«"Et toi Chloé, tu fais quoi en ce moment ?" Je n'ai pas vu venir la question. D'habitude, je m'en sors très bien en allant fumer avant qu'on ne m'interpelle. Mais là, obligée de répondre, de sentir mon cœur s'emballer et de chercher une issue de secours.
«"Je suis toujours au chômage en fait. Mais j'ai beaucoup de chance d'avoir la mission locale pour m'aider. Et j'ai une idée de formation dans le secrétariat. Mais il faut que je trouve un stage pour que Pôle Emploi me finance ce projet." Voilà ce que j'aurais dû dire à mes amies ce soir-là. Au lieu de ça, j'ai bêtement souri en bredouillant quelque chose. Au même moment, j'ai senti les vibrations de mon téléphone. "Maman" s'affichait en grand sur l'écran, vite vite j'ai décroché sans même me soucier des autres.
«Dimanche, on fêtera l’anniversaire de mon frère. Ça me faisait plaisir rien que d’y penser. Au moins, on me parlera d’autre chose. Enfin, c’est ce que je croyais…
«"Dans le secrétariat ? ! Mais ça te plaît d'être gratte-papier ? En plus, t'auras un salaire qui ne volera pas haut et tu vas travailler toute ta vie pour un patron plus con qu'un balai." Ça m'a déprimée. D'autant plus que ma mère travaille là-dedans… Et j'étais contente d'avoir enfin une idée qui me pousse à me lever le matin.

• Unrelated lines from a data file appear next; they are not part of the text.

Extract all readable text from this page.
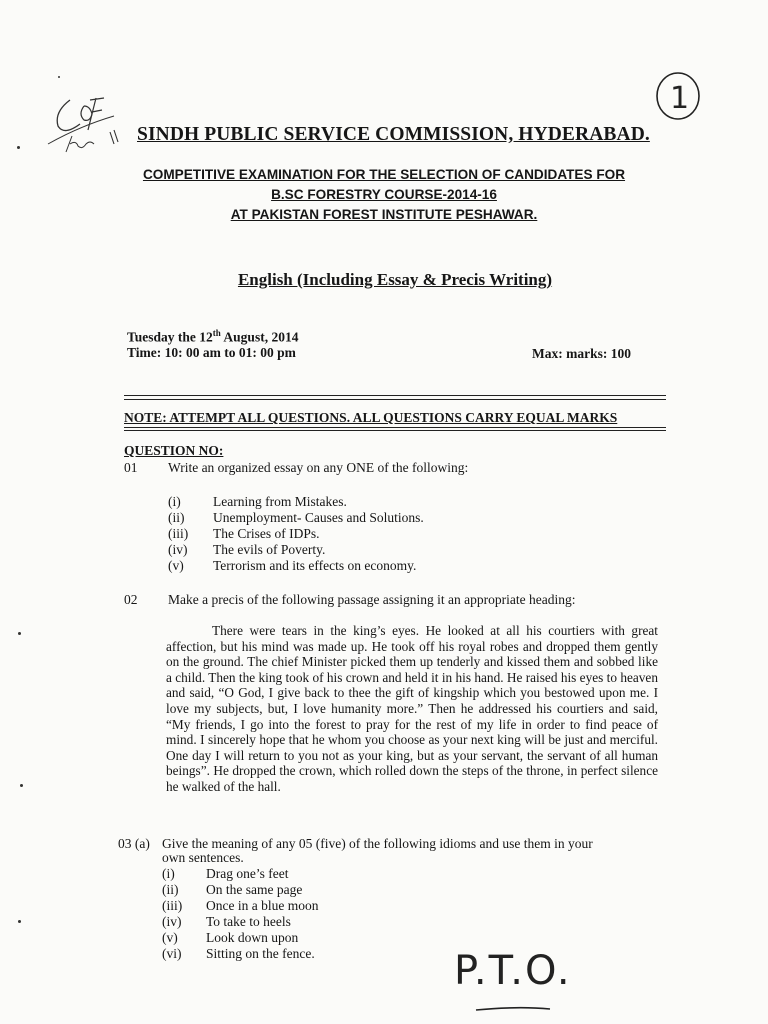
1
SINDH PUBLIC SERVICE COMMISSION, HYDERABAD.
COMPETITIVE EXAMINATION FOR THE SELECTION OF CANDIDATES FOR
B.SC FORESTRY COURSE-2014-16
AT PAKISTAN FOREST INSTITUTE PESHAWAR.
English (Including Essay & Precis Writing)
Tuesday the 12th August, 2014
Time: 10: 00 am to 01: 00 pm	Max: marks: 100
NOTE: ATTEMPT ALL QUESTIONS. ALL QUESTIONS CARRY EQUAL MARKS
QUESTION NO:
01 Write an organized essay on any ONE of the following:
(i) Learning from Mistakes.
(ii) Unemployment- Causes and Solutions.
(iii) The Crises of IDPs.
(iv) The evils of Poverty.
(v) Terrorism and its effects on economy.
02 Make a precis of the following passage assigning it an appropriate heading:
There were tears in the king’s eyes. He looked at all his courtiers with great affection, but his mind was made up. He took off his royal robes and dropped them gently on the ground. The chief Minister picked them up tenderly and kissed them and sobbed like a child. Then the king took of his crown and held it in his hand. He raised his eyes to heaven and said, “O God, I give back to thee the gift of kingship which you bestowed upon me. I love my subjects, but, I love humanity more.” Then he addressed his courtiers and said, “My friends, I go into the forest to pray for the rest of my life in order to find peace of mind. I sincerely hope that he whom you choose as your next king will be just and merciful. One day I will return to you not as your king, but as your servant, the servant of all human beings”. He dropped the crown, which rolled down the steps of the throne, in perfect silence he walked of the hall.
03 (a) Give the meaning of any 05 (five) of the following idioms and use them in your
own sentences.
(i) Drag one’s feet
(ii) On the same page
(iii) Once in a blue moon
(iv) To take to heels
(v) Look down upon
(vi) Sitting on the fence.	P.T.O.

«Non, je ne glande pas sur Netflix toute la journée à regarder toutes les séries qui existent. Mais après m’être forcée à postuler à au moins une offre d’emploi, il me reste beaucoup de temps libre pour cogiter. Et j’ai peur du regard des autres, de ce qu’ils vont penser. Alors c’est tout vu, rester chez moi c’est bien plus facile. Ce soir, mon copain veut qu’on aille s’aérer, il dit que ça me fera beaucoup de bien de sortir. Sur le chemin, il me raconte que le lendemain, au boulot, ils fêteront l’anniversaire d’un collègue. En plus, ils sont sur un projet hyper intéressant en ce moment. Je l’écoute déjà d’une oreille distraite. La chance qu’il a d’aller au travail…
«En général, je m’intéresse et j’arrive à lui répondre. Mais là je n’ai pas le cœur et je suis jalouse parce que demain il sera bien occupé. Heureusement, et c’est aussi pour ça que je l’aime beaucoup, il s’en rend compte et change discrètement de sujet tout en me serrant la main un peu plus fort. Ce geste me rassure, il me soutient.
«Souvent, dans la journée, j’ai tendance à me dévaloriser énormément et à culpabiliser. Est-ce qu’au regard de la société j’existe ? Oui j’existe, derrière ces lignes se trouve une fille de 25 ans qui se bat chaque jour pour sortir la tête haute de cet enfer qu’est le chômage.»